SALVADOR PROMETIDO Y CUMPLIDO
Durante este año hemos hablado del amor de Dios, de la fe, de la esperanza y de Jesús. Tal vez algunas conversaciones fueron breves, otras profundas; quizá algunas sembraron preguntas y otras trajeron consuelo. Pero todas apuntan a una verdad central: Dios cumple lo que promete.
Mucho antes de que Jesús naciera, Dios ya había hablado de Él.
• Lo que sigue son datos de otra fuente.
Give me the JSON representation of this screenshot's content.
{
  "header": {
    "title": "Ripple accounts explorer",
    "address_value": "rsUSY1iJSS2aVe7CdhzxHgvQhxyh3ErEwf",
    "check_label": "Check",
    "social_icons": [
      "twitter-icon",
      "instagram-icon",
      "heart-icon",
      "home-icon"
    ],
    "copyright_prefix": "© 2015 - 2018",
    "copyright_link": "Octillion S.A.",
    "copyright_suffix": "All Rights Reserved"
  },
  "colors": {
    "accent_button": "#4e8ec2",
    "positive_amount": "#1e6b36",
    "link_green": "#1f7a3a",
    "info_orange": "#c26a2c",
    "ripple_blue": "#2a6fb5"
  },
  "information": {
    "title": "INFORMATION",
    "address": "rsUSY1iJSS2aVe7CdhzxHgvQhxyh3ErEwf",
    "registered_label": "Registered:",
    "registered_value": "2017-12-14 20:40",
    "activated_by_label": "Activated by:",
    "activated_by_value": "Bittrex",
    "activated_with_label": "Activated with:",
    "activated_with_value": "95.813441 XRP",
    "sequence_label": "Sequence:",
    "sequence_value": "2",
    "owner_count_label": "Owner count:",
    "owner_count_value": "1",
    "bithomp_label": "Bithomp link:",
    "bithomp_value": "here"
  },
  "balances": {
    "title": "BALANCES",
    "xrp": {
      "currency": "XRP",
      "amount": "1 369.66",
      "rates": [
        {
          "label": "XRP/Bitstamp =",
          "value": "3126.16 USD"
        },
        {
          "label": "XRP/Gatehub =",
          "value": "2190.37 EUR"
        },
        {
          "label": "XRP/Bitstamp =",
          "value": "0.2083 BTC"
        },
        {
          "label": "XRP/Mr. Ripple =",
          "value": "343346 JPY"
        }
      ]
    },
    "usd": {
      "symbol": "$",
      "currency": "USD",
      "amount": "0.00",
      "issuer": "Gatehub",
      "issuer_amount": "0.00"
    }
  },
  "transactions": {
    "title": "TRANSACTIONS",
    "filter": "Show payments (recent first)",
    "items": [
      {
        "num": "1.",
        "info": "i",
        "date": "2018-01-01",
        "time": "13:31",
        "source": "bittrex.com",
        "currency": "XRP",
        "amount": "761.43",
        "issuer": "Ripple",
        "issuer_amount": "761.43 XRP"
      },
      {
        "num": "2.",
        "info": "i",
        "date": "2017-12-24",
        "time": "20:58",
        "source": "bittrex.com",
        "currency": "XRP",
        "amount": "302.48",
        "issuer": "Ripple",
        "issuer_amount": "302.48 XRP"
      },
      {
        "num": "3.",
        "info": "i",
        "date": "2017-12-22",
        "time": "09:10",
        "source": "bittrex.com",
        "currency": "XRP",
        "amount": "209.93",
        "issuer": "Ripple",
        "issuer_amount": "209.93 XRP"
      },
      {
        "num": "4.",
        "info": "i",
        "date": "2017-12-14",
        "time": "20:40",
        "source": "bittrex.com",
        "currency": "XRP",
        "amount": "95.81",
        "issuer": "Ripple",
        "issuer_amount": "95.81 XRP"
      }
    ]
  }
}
A través de los profetas, anunció que un Salvador vendría al mundo.
El profeta Miqueas escribió:
“Pero tú, Belén Efrata… de ti me saldrá el que será Señor en Israel.”
(Miqueas 5:2)
Dios prometió que el Salvador nacería en un lugar sencillo, pequeño, inesperado. Y así fue. Jesús no llegó con grandeza humana, sino con humildad, cercanía y amor.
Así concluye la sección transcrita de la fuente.